Come mai sui social le manifestazioni dei trattori sono visibili?
«Soprattutto su X. Questo spiega l’accanimento e la recente multa di Bruxelles contro il social di Elon Musk. Non a caso, lui stesso ha dichiarato che se avesse censurato maggiormente certe notizie non sarebbe stato sanzionato. La sintesi è questa: i media che prendono denaro sono allineati, i social che non lo sono prendono le multe».
Tg e talk show sono troppo ostaggi della polarizzazione pro o contro il governo Meloni?
«Anche della polarizzazione sul Covid, la Russia, la cultura woke... Magari fosse una polarizzazione tra due poli, purtroppo se ne vede quasi solo uno».
L’ultima vittima è Limes, la rivista di geopolitica di Lucio Caracciolo?
«Certo, contestata solo per aver distinto l’analisi dalla propaganda e ospitato tutte le voci».
A che cosa si riferiva qualche giorno fa il presidente della Repubblica, Sergio Mattarella, quando parlava di «opachi centri di potere sottratti alla capacità normativa degli Stati»?
«Devo rispondere con circospezione e rispetto in quanto commendatore nominato da Oscar Luigi Scalfaro e grand’ufficiale della Repubblica nominato da Carlo Azeglio Ciampi. Ho il più grande rispetto della massima carica dello Stato, ma non posso buttare a mare una reputazione di 50 anni di analista della comunicazione per non rilevare che, negli ultimi anni, le esternazioni del presidente della Repubblica hanno travalicato i limiti previsti dalla Costituzione. Innanzitutto, per la frequenza eccessiva, al punto che, a volte, compare due volte nello stesso tg. Poi perché insieme a osservazioni spesso retoriche, vengono dati precisi indirizzi sia di politica estera che di politica interna. Infine, per gli elementi d’incoerenza».
Per esempio?
«Quando ha detto che “non si cambiano i confini con la forza”, forse non ricordava il suo ruolo di vicepremier nel governo D’Alema che partecipò al bombardamento del Kosovo nel 1999».
Ma gli «opachi centri di potere»?
«In questo caso c’è un’aggressione al sistema dei social network che invece si stanno rivelando vettori di verità. Mentre i media mainstream sono ritenuti detentori esclusivi di questa verità».
Il capo dello Stato che si preoccupa di opachi centri di potere gode dal canto suo di molta visibilità mediatica.
«Posso rispondere che, sul piano della tecnica della comunicazione, esternare ogni giorno che Dio manda in terra riduce automaticamente l’autorevolezza del discorso da qualunque alto pulpito esso provenga».
Se lo aspettava un Mattarella così interventista come negli ultimi tempi?

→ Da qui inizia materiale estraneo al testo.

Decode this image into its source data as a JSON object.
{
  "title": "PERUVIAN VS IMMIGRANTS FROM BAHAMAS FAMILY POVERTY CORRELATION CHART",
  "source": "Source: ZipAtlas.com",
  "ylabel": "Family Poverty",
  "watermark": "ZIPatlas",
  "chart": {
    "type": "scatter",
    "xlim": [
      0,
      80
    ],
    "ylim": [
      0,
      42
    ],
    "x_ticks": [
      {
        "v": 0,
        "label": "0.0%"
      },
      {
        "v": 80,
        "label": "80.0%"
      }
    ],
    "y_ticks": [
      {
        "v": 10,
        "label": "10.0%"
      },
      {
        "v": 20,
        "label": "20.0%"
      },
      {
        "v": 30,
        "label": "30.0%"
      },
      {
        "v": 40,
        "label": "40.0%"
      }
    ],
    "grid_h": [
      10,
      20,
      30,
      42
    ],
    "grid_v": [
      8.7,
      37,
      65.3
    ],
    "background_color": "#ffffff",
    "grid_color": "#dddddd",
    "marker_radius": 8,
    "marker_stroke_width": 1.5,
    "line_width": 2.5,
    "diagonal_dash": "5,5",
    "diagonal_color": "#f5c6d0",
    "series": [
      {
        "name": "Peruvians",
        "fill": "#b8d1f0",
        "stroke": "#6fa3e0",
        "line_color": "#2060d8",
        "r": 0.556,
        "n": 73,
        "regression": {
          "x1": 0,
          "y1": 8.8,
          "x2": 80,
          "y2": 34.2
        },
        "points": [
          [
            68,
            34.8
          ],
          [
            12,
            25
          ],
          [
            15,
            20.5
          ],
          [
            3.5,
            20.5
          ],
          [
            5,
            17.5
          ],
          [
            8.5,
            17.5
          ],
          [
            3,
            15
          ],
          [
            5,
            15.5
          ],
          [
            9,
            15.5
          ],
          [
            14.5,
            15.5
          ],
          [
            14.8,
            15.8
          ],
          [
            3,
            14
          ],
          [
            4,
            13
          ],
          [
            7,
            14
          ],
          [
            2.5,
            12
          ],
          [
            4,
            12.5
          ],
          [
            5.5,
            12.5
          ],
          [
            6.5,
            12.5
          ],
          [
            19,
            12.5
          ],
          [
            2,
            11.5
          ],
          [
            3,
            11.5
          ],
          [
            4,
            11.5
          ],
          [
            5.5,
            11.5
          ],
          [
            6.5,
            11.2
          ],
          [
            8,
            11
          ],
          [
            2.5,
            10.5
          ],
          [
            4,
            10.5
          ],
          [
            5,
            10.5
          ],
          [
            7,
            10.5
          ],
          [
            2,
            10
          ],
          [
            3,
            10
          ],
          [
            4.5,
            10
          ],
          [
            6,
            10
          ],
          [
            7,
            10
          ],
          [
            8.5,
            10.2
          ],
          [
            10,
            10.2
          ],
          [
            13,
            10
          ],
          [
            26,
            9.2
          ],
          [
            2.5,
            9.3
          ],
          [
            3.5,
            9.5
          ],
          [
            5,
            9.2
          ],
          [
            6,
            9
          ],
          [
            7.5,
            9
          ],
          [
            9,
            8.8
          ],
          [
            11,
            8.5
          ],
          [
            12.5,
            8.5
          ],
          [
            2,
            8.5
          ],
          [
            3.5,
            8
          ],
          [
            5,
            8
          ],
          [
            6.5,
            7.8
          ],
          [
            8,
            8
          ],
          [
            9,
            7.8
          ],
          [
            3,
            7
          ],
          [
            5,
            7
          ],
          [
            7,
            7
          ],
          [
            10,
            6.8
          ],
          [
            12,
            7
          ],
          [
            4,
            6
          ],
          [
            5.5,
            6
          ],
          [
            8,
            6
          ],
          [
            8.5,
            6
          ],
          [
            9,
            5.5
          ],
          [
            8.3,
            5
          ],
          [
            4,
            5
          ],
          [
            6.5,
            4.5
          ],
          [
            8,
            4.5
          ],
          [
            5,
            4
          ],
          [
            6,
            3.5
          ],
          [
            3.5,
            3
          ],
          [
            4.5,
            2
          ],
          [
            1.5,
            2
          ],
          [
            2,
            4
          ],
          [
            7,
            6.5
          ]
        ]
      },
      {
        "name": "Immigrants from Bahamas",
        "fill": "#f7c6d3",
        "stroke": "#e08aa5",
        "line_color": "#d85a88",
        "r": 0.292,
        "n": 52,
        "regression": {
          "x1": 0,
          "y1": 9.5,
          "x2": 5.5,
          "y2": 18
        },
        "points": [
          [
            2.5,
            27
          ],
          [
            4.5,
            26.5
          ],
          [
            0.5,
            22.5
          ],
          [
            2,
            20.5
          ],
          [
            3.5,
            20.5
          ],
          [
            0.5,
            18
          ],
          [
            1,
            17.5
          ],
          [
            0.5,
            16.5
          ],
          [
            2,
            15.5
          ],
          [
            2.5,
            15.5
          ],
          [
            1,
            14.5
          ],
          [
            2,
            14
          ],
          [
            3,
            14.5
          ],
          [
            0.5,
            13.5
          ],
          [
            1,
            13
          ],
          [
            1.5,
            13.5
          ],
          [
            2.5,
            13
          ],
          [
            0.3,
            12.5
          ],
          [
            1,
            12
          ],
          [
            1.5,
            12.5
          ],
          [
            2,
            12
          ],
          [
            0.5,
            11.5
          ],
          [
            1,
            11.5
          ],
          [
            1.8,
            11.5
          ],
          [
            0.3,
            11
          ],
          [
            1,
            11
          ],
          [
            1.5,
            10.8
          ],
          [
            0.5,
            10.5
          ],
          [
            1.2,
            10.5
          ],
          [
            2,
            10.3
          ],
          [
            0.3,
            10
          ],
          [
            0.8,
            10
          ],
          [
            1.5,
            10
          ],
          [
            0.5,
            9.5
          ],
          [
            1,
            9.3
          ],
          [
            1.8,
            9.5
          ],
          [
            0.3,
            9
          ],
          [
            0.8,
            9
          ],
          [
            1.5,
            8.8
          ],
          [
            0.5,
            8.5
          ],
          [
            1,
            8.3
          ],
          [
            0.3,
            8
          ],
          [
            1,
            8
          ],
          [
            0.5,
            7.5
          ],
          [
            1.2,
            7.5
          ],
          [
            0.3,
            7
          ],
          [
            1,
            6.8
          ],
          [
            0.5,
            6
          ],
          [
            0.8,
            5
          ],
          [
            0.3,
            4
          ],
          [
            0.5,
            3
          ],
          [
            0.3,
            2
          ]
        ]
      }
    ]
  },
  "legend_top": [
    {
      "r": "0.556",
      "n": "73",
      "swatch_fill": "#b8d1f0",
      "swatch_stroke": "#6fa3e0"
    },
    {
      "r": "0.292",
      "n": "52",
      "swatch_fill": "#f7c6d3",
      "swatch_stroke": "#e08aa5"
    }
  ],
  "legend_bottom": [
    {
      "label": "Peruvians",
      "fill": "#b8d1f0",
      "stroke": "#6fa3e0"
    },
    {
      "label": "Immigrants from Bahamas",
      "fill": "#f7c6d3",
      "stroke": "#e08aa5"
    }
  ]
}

«Sinceramente no e mi ha molto stupito, come mi hanno stupito anche certi toni. Per esempio, quello del discorso agli ambasciatori in Italia era aspro e aggressivo. E persino intimidatorio quando ha detto che “non è possibile distrarsi e non sono consentiti errori”».
Quel discorso ha avuto anche una particolare tempistica?
«Pronunciato il giorno del vertice di Berlino, nel momento in cui si sta faticosamente cercando una mediazione tra Europa e America sull’Ucraina, è sembrato un intervento a gamba tesa».
Fanno bene i telegiornali a rilanciarlo con puntualità o certi servizi sono una sorta di pedaggio?
«Dimostrano una buona dose di piaggeria. Dal punto di vista tecnico, osservo che purtroppo, dati i suoi toni freddi e anaffettivi, il presidente non è assistito da una particolare grazia nel comunicare».
Tra pochi giorni lo ascolteremo nel discorso di fine anno.
«Francamente, dopo averlo ascoltato tutti i giorni non so che cosa potrà dirci di nuovo se non ribadire le sue idee politiche».
A questo proposito, ricorda che durante il governo Draghi e il Conte II Mattarella fosse così interventista?
«Mi pare che i suoi interventi fossero di meno. Inoltre, mi permetto umilmente di osservare che, essendo già un’eccezione il secondo mandato, forse una particolare prudenza in queste esternazioni sarebbe stata raccomandabile».